Ада, или Радости страсти. Семейная хроника
Шрифт:
– Это jeune fille fatale [125] , светлая, щемящая красота, – доверительно объяснял Демон своей прежней любовнице, нимало не любопытствуя, слышит ли эти слова (слышит) предмет его восхвалений, – Ада в противоположном конце гостиной помогала Вану ловить пса, несколько слишком выставляя при этом ноги. Наш давний приятель, взволнованный встречей не меньше прочих членов семьи, приковылял по пятам за Мариной, сжимая в радостной пасти старый, отороченный горностаевым мехом шлепанец. Последний принадлежал Бланш, получившей приказ отвести Така к себе, но, как всегда, не позаботившейся надежно его запереть. Обоих детей пробирал холодок deja-vu [126] (в сущности говоря, двоекратной, если взирать на нее из художественного далека).
note 125
Роковая девушка (фр.).
note 126
Парамнезия, или ложная память (фр.), психиатрический термин; дословно: «уже виденное».
– Пожалста, без глупостей, особенно devant les gens, – сказала чрезвычайно польщенная
– Вообще-то я – Фанни Прайс, – вставила Ада.
– В сцене на лестнице, – прибавил Ван.
– Не будем обращать внимания на их шуточки, – сказала Демону Марина. Я никогда не могла разобраться в их играх и маленьких тайнах. Впрочем, мадемуазель Ларивьер написала чудный сценарий об удивительных детях, совершающих странные поступки в старинных парках, – только не позволяй ей распространяться сегодня о ее литературных успехах, иначе она нам весь вечер испортит.

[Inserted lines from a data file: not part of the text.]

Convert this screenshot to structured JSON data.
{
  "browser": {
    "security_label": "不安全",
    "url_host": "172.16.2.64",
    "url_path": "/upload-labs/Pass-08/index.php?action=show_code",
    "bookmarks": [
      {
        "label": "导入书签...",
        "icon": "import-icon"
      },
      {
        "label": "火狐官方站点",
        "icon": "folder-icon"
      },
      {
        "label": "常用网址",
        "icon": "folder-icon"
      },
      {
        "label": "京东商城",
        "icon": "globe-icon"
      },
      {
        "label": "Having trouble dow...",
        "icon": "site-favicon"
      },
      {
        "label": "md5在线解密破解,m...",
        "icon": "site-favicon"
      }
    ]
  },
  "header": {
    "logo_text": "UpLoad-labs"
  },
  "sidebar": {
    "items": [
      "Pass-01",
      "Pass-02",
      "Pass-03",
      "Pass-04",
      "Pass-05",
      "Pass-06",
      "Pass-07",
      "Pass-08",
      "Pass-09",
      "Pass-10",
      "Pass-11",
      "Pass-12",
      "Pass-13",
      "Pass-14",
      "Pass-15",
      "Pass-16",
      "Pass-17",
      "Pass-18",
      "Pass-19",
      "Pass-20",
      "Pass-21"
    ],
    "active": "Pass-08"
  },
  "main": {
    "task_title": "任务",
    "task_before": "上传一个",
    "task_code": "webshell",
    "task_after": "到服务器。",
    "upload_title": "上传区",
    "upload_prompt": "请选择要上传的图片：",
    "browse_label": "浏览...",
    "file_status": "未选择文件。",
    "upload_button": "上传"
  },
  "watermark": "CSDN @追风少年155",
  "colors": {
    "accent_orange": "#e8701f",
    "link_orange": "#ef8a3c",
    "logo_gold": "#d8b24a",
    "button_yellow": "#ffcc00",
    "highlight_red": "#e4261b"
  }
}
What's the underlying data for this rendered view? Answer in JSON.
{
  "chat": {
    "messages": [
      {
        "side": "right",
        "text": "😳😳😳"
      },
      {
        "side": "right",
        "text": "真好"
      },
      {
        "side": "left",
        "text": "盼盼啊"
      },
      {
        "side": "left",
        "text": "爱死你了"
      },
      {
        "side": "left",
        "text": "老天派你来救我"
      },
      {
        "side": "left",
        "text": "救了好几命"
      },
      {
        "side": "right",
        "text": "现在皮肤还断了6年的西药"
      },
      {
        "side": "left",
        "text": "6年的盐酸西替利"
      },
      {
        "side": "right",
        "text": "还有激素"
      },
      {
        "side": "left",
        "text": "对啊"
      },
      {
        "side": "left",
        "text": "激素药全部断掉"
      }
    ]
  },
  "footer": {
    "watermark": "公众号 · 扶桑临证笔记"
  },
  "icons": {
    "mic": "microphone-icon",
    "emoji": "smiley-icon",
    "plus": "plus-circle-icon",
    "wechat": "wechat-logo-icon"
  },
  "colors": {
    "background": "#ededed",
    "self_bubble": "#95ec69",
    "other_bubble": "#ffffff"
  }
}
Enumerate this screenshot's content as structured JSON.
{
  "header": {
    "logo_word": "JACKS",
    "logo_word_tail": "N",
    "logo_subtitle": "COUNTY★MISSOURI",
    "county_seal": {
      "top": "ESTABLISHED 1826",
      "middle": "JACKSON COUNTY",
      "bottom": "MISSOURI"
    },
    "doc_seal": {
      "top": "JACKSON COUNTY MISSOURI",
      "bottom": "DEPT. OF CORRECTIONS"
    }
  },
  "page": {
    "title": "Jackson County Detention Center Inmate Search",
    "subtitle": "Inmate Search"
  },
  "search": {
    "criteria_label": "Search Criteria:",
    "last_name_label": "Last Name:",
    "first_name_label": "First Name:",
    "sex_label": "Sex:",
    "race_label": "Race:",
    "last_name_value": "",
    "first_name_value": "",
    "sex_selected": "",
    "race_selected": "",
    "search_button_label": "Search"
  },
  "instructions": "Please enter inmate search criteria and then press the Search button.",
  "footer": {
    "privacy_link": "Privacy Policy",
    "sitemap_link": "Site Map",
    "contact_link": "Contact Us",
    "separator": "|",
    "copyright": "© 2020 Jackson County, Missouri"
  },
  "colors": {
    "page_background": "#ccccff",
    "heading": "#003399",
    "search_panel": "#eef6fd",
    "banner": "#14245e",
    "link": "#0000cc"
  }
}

– Надеюсь, твой муж не слишком задержится, – сказал Демон. – Сама знаешь, после восьми по летнему времени он всегда не в своей тарелке. Кстати, как Люсетта?
В этот миг Бутеллен величаво распахнул обе створки дверей, и Демон подставил Марине свернутую калачиком руку. Ван, на которого в присутствии отца порою накатывало прискорбное озорство, вознамерился подобным же манером ввести в столовую Аду, но та с родственной sans-gene [127] , которую вряд ли одобрила бы Фанни Прайс, шлепнула его по руке.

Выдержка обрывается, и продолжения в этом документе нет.